The Second Wave
One of the crucial dynamics driving the computerization of human jobs is the evolution of machines intelligent enough to do work formerly consigned to humans. Beyond the rote, mechanical and dangerous work that robots are already beginning to do today (on factory floors, in war zones, etc.) lies the next wave of more sophisticated human skills, a wave that requires artificial intelligence to master.
Yet the development of ever-more intelligent machines carries with it immense danger beyond simply the loss of human jobs. These dangers have been spelled out most recently by documentarian James Barrat in his book Our Final Invention (which we reviewed here) and more recently by MIT physicist Max Tegmark. Put simply, the rise of machines as intelligent (and eventually more intelligent) than humans could potentially put human life and civilization at risk of extinction.
The creations of super-intelligent machines has been dubbed the Singularity by computer scientist Vernor Vinge, so named because, like the edge of a Black Hole, it is the point at which it is impossible to predict the course of human events because humans will no longer be masters of their destiny. Machines will.
Exactly when (or even if) the Singularity will occur is a matter of debate. Our efforts to build intelligent machines may hit a brick wall. But if progress towards intelligent machines continues unabated, you can be sure the debate regarding a "post-human" future that is currently a peripheral concern (at best) will take on increasing urgency. In such an environment, how will society react? Will people accept the fact that their destiny -- the destiny of their species -- may cease to be in their hands? Will they wish to pursue research that could destroy human life as we know it?
Some futurists think we'll happily welcome the prospect. Ray Kurzweil -- a popular proponent of the Singularity's benefits who is currently directing Google's artificial intelligence efforts -- has argued that since progress toward the Singularity will be incremental, people will be gradually socialized to the idea that the human race as we have known it for centuries will eventually be replaced by human-machine hybrids or simply conscious machines. The Singularity will come bearing gifts. First Google Glass, then Google Eyeballs, then Google Brain, then the uploading of "you" into the cloud for a life immortal, with nary a complaint along the way.

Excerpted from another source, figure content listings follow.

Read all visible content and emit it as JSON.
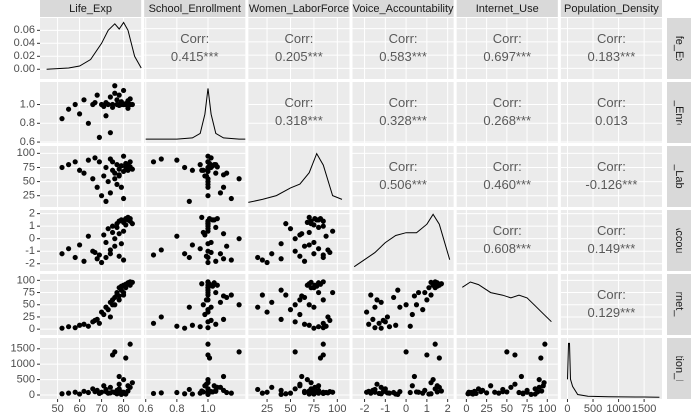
{
  "chart_data": {
    "type": "pairs",
    "corr_title": "Corr:",
    "variables": [
      {
        "name": "Life_Exp",
        "lim": [
          42,
          88
        ],
        "ticks": [
          50,
          60,
          70,
          80
        ],
        "density": {
          "x": [
            45,
            55,
            60,
            65,
            70,
            73,
            76,
            78,
            80,
            82,
            85,
            88
          ],
          "y": [
            0,
            0.002,
            0.005,
            0.015,
            0.04,
            0.06,
            0.07,
            0.062,
            0.072,
            0.06,
            0.02,
            0.002
          ],
          "ylim": [
            -0.015,
            0.079
          ],
          "yticks": [
            {
              "value": 0,
              "label": "0.00"
            },
            {
              "value": 0.02,
              "label": "0.02"
            },
            {
              "value": 0.04,
              "label": "0.04"
            },
            {
              "value": 0.06,
              "label": "0.06"
            }
          ]
        }
      },
      {
        "name": "School_Enrollment",
        "lim": [
          0.59,
          1.24
        ],
        "ticks": [
          0.6,
          0.8,
          {
            "value": 1,
            "label": "1.0"
          }
        ],
        "density": {
          "x": [
            0.6,
            0.8,
            0.9,
            0.95,
            0.98,
            1,
            1.02,
            1.05,
            1.1,
            1.2,
            1.24
          ],
          "y": [
            0.1,
            0.1,
            0.3,
            1,
            4,
            8,
            4,
            1,
            0.3,
            0.1,
            0.1
          ],
          "ylim": [
            -0.5,
            9
          ]
        }
      },
      {
        "name": "Women_LaborForce",
        "lim": [
          5,
          113
        ],
        "ticks": [
          25,
          50,
          75,
          100
        ],
        "density": {
          "x": [
            5,
            20,
            35,
            50,
            60,
            70,
            78,
            85,
            95,
            105
          ],
          "y": [
            0.1,
            0.5,
            1,
            2,
            2.5,
            4,
            6.5,
            5,
            1,
            0.5
          ],
          "ylim": [
            -0.5,
            7.5
          ]
        }
      },
      {
        "name": "Voice_Accountability",
        "lim": [
          -2.58,
          2.29
        ],
        "ticks": [
          -2,
          -1,
          0,
          1,
          2
        ],
        "density": {
          "x": [
            -2.5,
            -2,
            -1.5,
            -1,
            -0.5,
            0,
            0.5,
            1,
            1.3,
            1.6,
            2.1
          ],
          "y": [
            0,
            0.05,
            0.1,
            0.17,
            0.22,
            0.24,
            0.24,
            0.3,
            0.37,
            0.3,
            0.05
          ],
          "ylim": [
            -0.03,
            0.4
          ]
        }
      },
      {
        "name": "Internet_Use",
        "lim": [
          -12,
          113
        ],
        "ticks": [
          0,
          25,
          50,
          75,
          100
        ],
        "density": {
          "x": [
            -5,
            5,
            15,
            30,
            45,
            55,
            65,
            75,
            85,
            95,
            105
          ],
          "y": [
            0.9,
            1,
            0.95,
            0.8,
            0.75,
            0.7,
            0.75,
            0.7,
            0.55,
            0.4,
            0.25
          ],
          "ylim": [
            0,
            1.15
          ]
        }
      },
      {
        "name": "Population_Density",
        "lim": [
          -130,
          1850
        ],
        "ticks": [
          0,
          500,
          1000,
          1500
        ],
        "density": {
          "x": [
            0,
            20,
            40,
            60,
            100,
            200,
            400,
            800,
            1500,
            1800
          ],
          "y": [
            1,
            3,
            3,
            1,
            0.6,
            0.15,
            0.05,
            0.02,
            0.01,
            0
          ],
          "ylim": [
            -0.1,
            3.3
          ]
        }
      }
    ],
    "corr_values": [
      [
        0.415,
        0.205,
        0.583,
        0.697,
        0.183
      ],
      [
        0.318,
        0.328,
        0.268,
        0.013
      ],
      [
        0.506,
        0.46,
        -0.126
      ],
      [
        0.608,
        0.149
      ],
      [
        0.129
      ]
    ],
    "corr_labels": [
      [
        "0.415***",
        "0.205***",
        "0.583***",
        "0.697***",
        "0.183***"
      ],
      [
        "0.318***",
        "0.328***",
        "0.268***",
        "0.013"
      ],
      [
        "0.506***",
        "0.460***",
        "-0.126***"
      ],
      [
        "0.608***",
        "0.149***"
      ],
      [
        "0.129***"
      ]
    ],
    "observations": [
      [
        52,
        0.85,
        75,
        -1.2,
        2,
        40
      ],
      [
        55,
        0.95,
        80,
        -0.8,
        5,
        60
      ],
      [
        58,
        1.0,
        85,
        -1.5,
        3,
        90
      ],
      [
        60,
        0.9,
        70,
        -0.5,
        8,
        30
      ],
      [
        62,
        1.05,
        65,
        -1.8,
        10,
        120
      ],
      [
        64,
        0.8,
        88,
        0.2,
        6,
        80
      ],
      [
        66,
        1.0,
        55,
        -1.0,
        15,
        200
      ],
      [
        68,
        1.1,
        40,
        -1.6,
        20,
        150
      ],
      [
        70,
        1.0,
        25,
        -1.9,
        35,
        90
      ],
      [
        71,
        0.98,
        60,
        0.3,
        30,
        300
      ],
      [
        72,
        1.02,
        75,
        -0.3,
        45,
        110
      ],
      [
        73,
        1.0,
        50,
        0.8,
        40,
        60
      ],
      [
        74,
        1.08,
        30,
        -1.2,
        55,
        250
      ],
      [
        75,
        0.97,
        70,
        0.5,
        50,
        100
      ],
      [
        75,
        1.0,
        85,
        1.0,
        60,
        1300
      ],
      [
        76,
        1.12,
        65,
        -0.6,
        65,
        80
      ],
      [
        77,
        1.0,
        45,
        1.2,
        70,
        40
      ],
      [
        77,
        1.05,
        80,
        0.9,
        75,
        150
      ],
      [
        78,
        0.99,
        60,
        -1.4,
        60,
        350
      ],
      [
        78,
        1.0,
        72,
        1.4,
        85,
        200
      ],
      [
        79,
        1.03,
        78,
        1.5,
        88,
        100
      ],
      [
        80,
        1.0,
        68,
        1.3,
        90,
        500
      ],
      [
        80,
        1.15,
        20,
        -1.7,
        70,
        60
      ],
      [
        81,
        1.01,
        82,
        1.6,
        92,
        1200
      ],
      [
        81,
        1.0,
        75,
        1.1,
        85,
        30
      ],
      [
        82,
        1.04,
        80,
        1.5,
        95,
        300
      ],
      [
        82,
        0.96,
        70,
        1.7,
        93,
        130
      ],
      [
        83,
        1.0,
        85,
        1.4,
        97,
        1650
      ],
      [
        83,
        1.06,
        76,
        1.6,
        90,
        250
      ],
      [
        84,
        1.0,
        72,
        1.2,
        96,
        400
      ],
      [
        74,
        0.7,
        90,
        -0.9,
        25,
        70
      ],
      [
        69,
        0.65,
        85,
        -1.3,
        12,
        50
      ],
      [
        76,
        1.2,
        55,
        0.0,
        50,
        1400
      ],
      [
        79,
        1.0,
        40,
        -0.4,
        80,
        20
      ],
      [
        72,
        0.88,
        15,
        -1.5,
        45,
        180
      ],
      [
        80,
        1.0,
        95,
        0.6,
        75,
        90
      ],
      [
        67,
        1.02,
        92,
        -1.1,
        18,
        110
      ],
      [
        78,
        1.1,
        62,
        0.4,
        68,
        600
      ]
    ]
  }
}
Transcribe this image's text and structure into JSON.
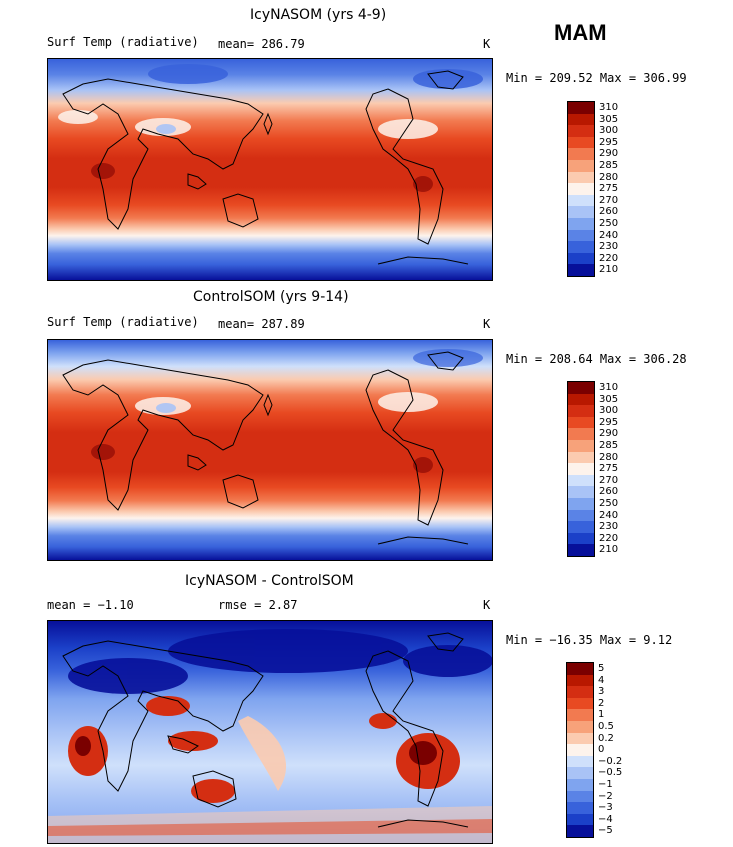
{
  "season": "MAM",
  "panels": [
    {
      "title": "IcyNASOM (yrs 4-9)",
      "left_label": "Surf Temp (radiative)",
      "center_label": "mean= 286.79",
      "units": "K",
      "minmax": "Min = 209.52 Max = 306.99",
      "colorbar_labels": [
        "310",
        "305",
        "300",
        "295",
        "290",
        "285",
        "280",
        "275",
        "270",
        "260",
        "250",
        "240",
        "230",
        "220",
        "210"
      ]
    },
    {
      "title": "ControlSOM (yrs 9-14)",
      "left_label": "Surf Temp (radiative)",
      "center_label": "mean= 287.89",
      "units": "K",
      "minmax": "Min = 208.64 Max = 306.28",
      "colorbar_labels": [
        "310",
        "305",
        "300",
        "295",
        "290",
        "285",
        "280",
        "275",
        "270",
        "260",
        "250",
        "240",
        "230",
        "220",
        "210"
      ]
    },
    {
      "title": "IcyNASOM - ControlSOM",
      "left_label": "mean =  −1.10",
      "center_label": "rmse =   2.87",
      "units": "K",
      "minmax": "Min = −16.35 Max =   9.12",
      "colorbar_labels": [
        "5",
        "4",
        "3",
        "2",
        "1",
        "0.5",
        "0.2",
        "0",
        "−0.2",
        "−0.5",
        "−1",
        "−2",
        "−3",
        "−4",
        "−5"
      ]
    }
  ],
  "colors": {
    "abs_scale": [
      "#7a0000",
      "#b81800",
      "#d42e12",
      "#e84a22",
      "#f27a50",
      "#f7a27a",
      "#fbcbb0",
      "#fdf3ec",
      "#cfe0fb",
      "#a9c3f6",
      "#7fa4ef",
      "#5a83e6",
      "#3862db",
      "#1b40c8",
      "#07109a"
    ],
    "diff_scale": [
      "#7a0000",
      "#b81800",
      "#d42e12",
      "#e84a22",
      "#f27a50",
      "#f7a27a",
      "#fbcbb0",
      "#fdf3ec",
      "#cfe0fb",
      "#a9c3f6",
      "#7fa4ef",
      "#5a83e6",
      "#3862db",
      "#1b40c8",
      "#07109a"
    ]
  }
}
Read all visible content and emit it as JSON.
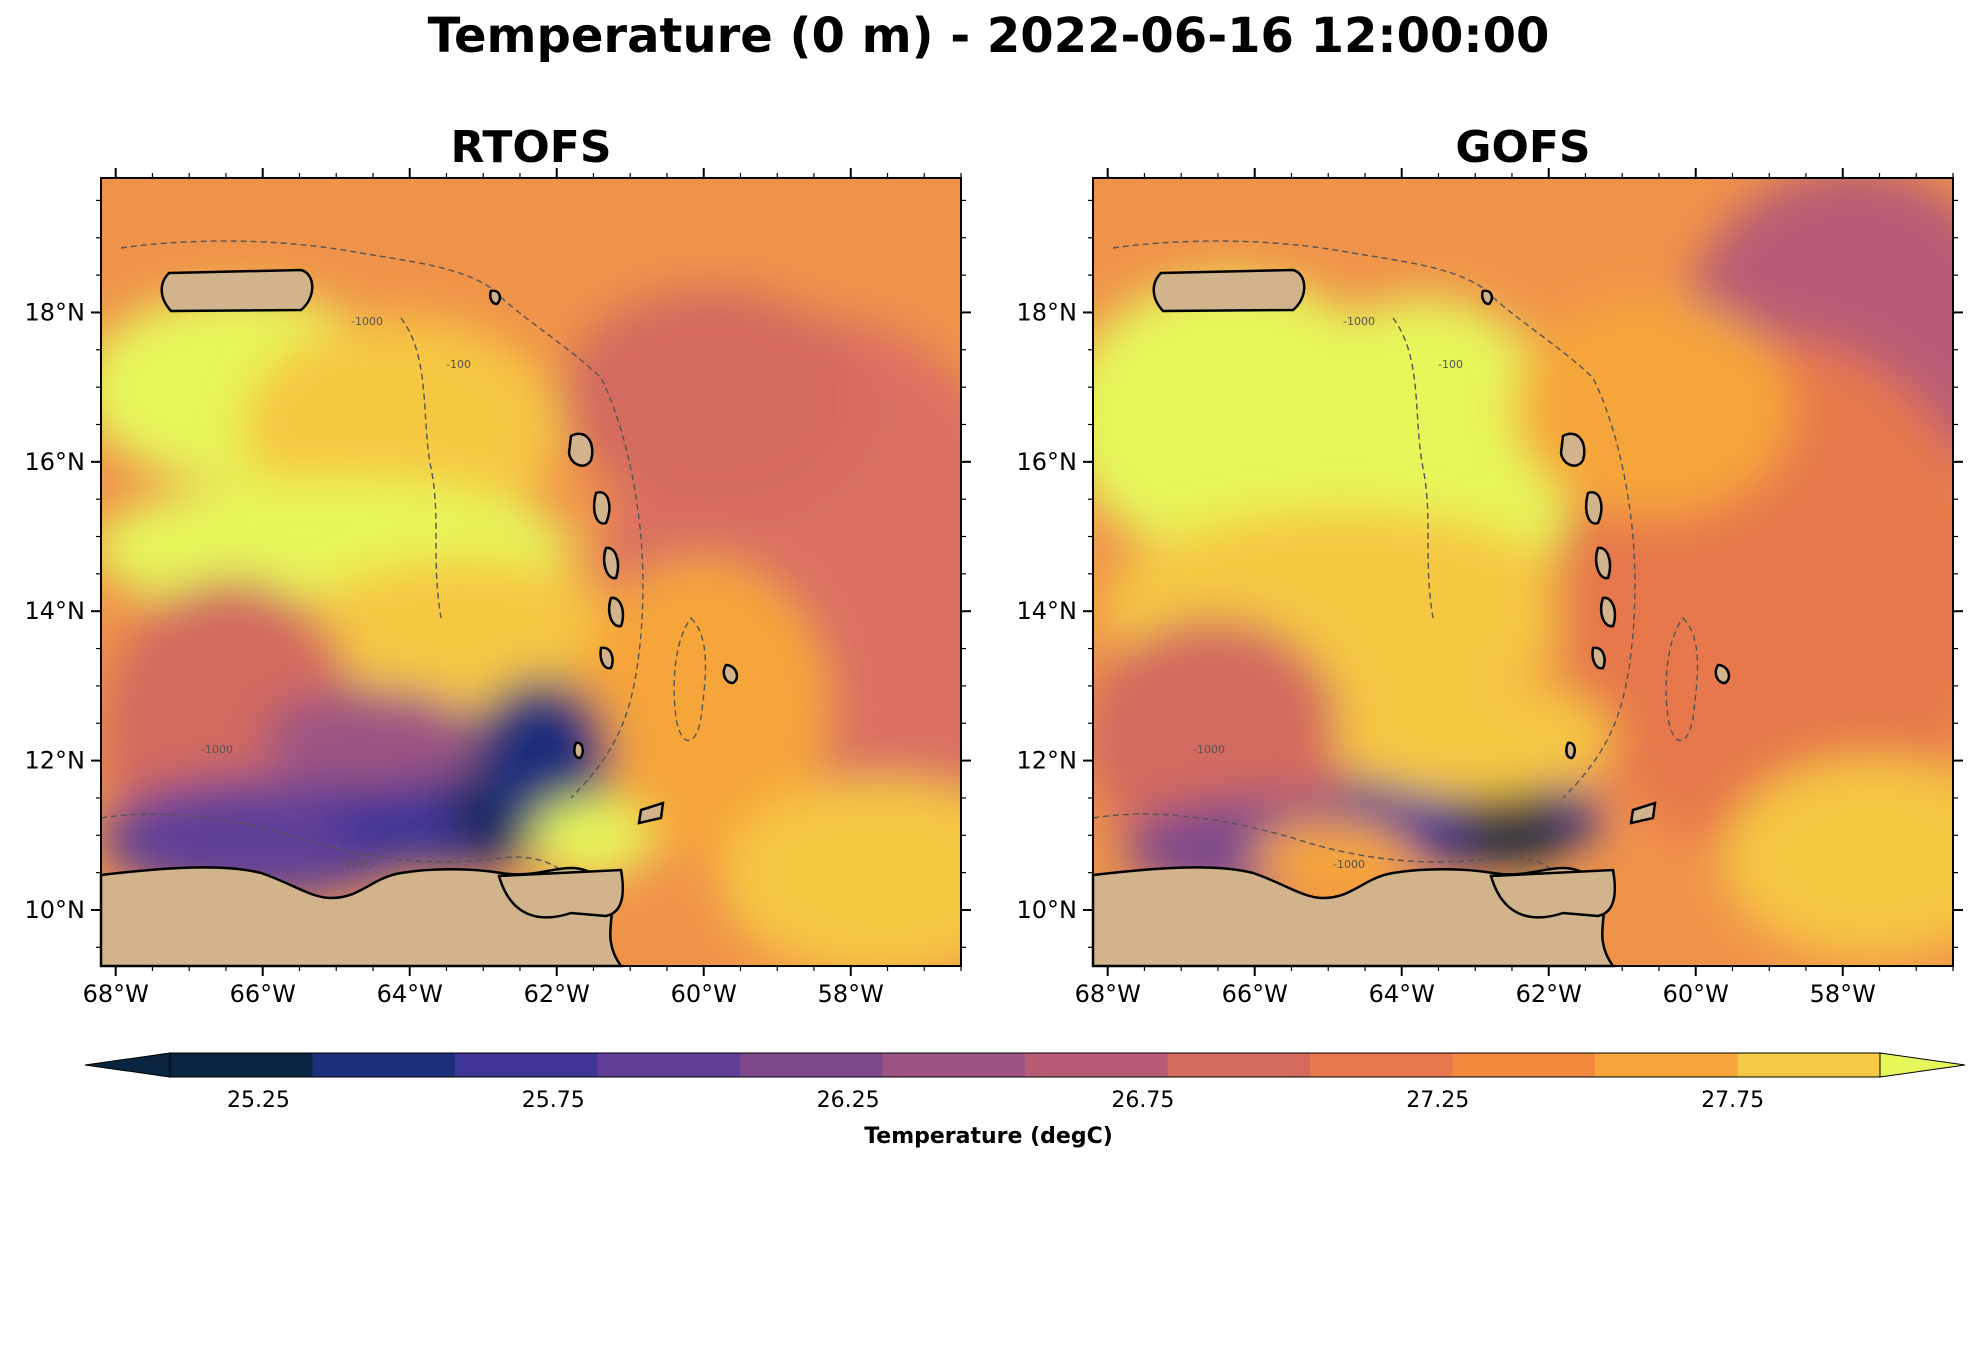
{
  "title": "Temperature (0 m) - 2022-06-16 12:00:00",
  "colors": {
    "land": "#d2b48c",
    "rivers": "#8fb4e6",
    "coast": "#000000",
    "isobath": "#555555",
    "levels": [
      "#0a2540",
      "#1c2f7a",
      "#3e3596",
      "#5f3f98",
      "#7e4a8c",
      "#9c5482",
      "#b85c75",
      "#d36a5e",
      "#e6784b",
      "#f2893c",
      "#f6a53a",
      "#f6c843"
    ],
    "under": "#0a2540",
    "over": "#e6f75a"
  },
  "panels": [
    {
      "title": "RTOFS",
      "lon_ticks": [
        "68°W",
        "66°W",
        "64°W",
        "62°W",
        "60°W",
        "58°W"
      ],
      "lat_ticks": [
        "10°N",
        "12°N",
        "14°N",
        "16°N",
        "18°N"
      ]
    },
    {
      "title": "GOFS",
      "lon_ticks": [
        "68°W",
        "66°W",
        "64°W",
        "62°W",
        "60°W",
        "58°W"
      ],
      "lat_ticks": [
        "10°N",
        "12°N",
        "14°N",
        "16°N",
        "18°N"
      ]
    }
  ],
  "map_extent": {
    "lon": [
      -68.2,
      -56.5
    ],
    "lat": [
      9.25,
      19.8
    ]
  },
  "isobath_labels": [
    "-1000",
    "-100"
  ],
  "colorbar": {
    "label": "Temperature (degC)",
    "ticks": [
      "25.25",
      "25.75",
      "26.25",
      "26.75",
      "27.25",
      "27.75"
    ],
    "tick_values": [
      25.25,
      25.75,
      26.25,
      26.75,
      27.25,
      27.75
    ],
    "range": [
      25.1,
      28.0
    ],
    "extend": "both"
  }
}
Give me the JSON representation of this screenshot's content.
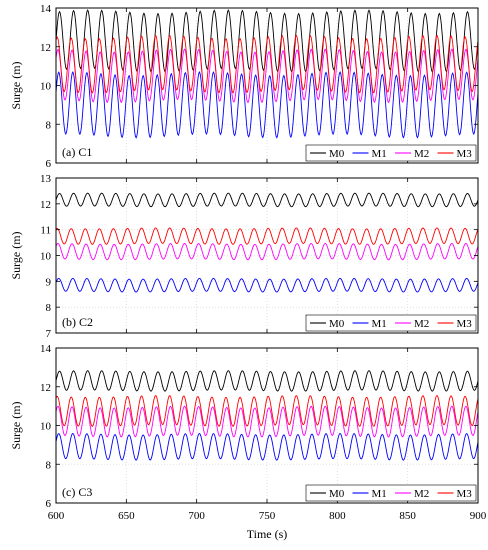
{
  "chart_data": {
    "type": "line",
    "xlabel": "Time (s)",
    "xlim": [
      600,
      900
    ],
    "x_ticks": [
      600,
      650,
      700,
      750,
      800,
      850,
      900
    ],
    "grid": true,
    "legend_placement": "bottom-right",
    "series_styles": [
      {
        "name": "M0",
        "color": "#000000"
      },
      {
        "name": "M1",
        "color": "#0000ff"
      },
      {
        "name": "M2",
        "color": "#ff00ff"
      },
      {
        "name": "M3",
        "color": "#ff0000"
      }
    ],
    "period_s": 10,
    "panels": [
      {
        "label": "(a) C1",
        "ylabel": "Surge (m)",
        "ylim": [
          6,
          14
        ],
        "y_ticks": [
          6,
          8,
          10,
          12,
          14
        ],
        "series": [
          {
            "name": "M0",
            "mean": 12.3,
            "amplitude": 1.5
          },
          {
            "name": "M1",
            "mean": 9.0,
            "amplitude": 1.6
          },
          {
            "name": "M2",
            "mean": 10.5,
            "amplitude": 1.3
          },
          {
            "name": "M3",
            "mean": 11.1,
            "amplitude": 1.4
          }
        ]
      },
      {
        "label": "(b) C2",
        "ylabel": "Surge (m)",
        "ylim": [
          7,
          13
        ],
        "y_ticks": [
          7,
          8,
          9,
          10,
          11,
          12,
          13
        ],
        "series": [
          {
            "name": "M0",
            "mean": 12.15,
            "amplitude": 0.25
          },
          {
            "name": "M1",
            "mean": 8.85,
            "amplitude": 0.25
          },
          {
            "name": "M2",
            "mean": 10.15,
            "amplitude": 0.3
          },
          {
            "name": "M3",
            "mean": 10.75,
            "amplitude": 0.3
          }
        ]
      },
      {
        "label": "(c) C3",
        "ylabel": "Surge (m)",
        "ylim": [
          6,
          14
        ],
        "y_ticks": [
          6,
          8,
          10,
          12,
          14
        ],
        "series": [
          {
            "name": "M0",
            "mean": 12.3,
            "amplitude": 0.5
          },
          {
            "name": "M1",
            "mean": 8.9,
            "amplitude": 0.65
          },
          {
            "name": "M2",
            "mean": 10.2,
            "amplitude": 0.75
          },
          {
            "name": "M3",
            "mean": 10.75,
            "amplitude": 0.75
          }
        ]
      }
    ]
  }
}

The less optimistic take sees at least some segment of humanity reacting negatively, and violently, against the coming Singularity. This scenario has been anticipated by computer scientists working in artificial intelligence. AI researcher Hugo de Garis for instance, wrote a book of speculative fiction positing a war between "Cosmists" and "Terrans" -- the former devoted to advancing the Singularity and the latter dedicated to stopping it at all costs.
Could such a war happen in the future? It's impossible to predict. But violent acts of sabotage and assassination directed at those working in companies and institutions deemed instrumental to creating a "post-human" future seem highly plausible -- even inevitable -- if progress continues. If Kurzweil is wrong and the rise of super-intelligent machines is viewed as more alien than benign, it won't be hard to convince people that their lives and the future of human civilization rest on stopping this work. People have killed over much less.
States, too, would take a keen interest in the progress of AI (indeed, they already have). In the scramble for geopolitical power and position, powerful states may view the race for AI as a new arms race, and take measures, such as preemptive war, to disadvantage their rivals.
So keep an eye on the Google bus fracas. It may symbolize a tragic irony: the "disruption" that so many tech firms pride themselves on may be coming. And it might not be pretty.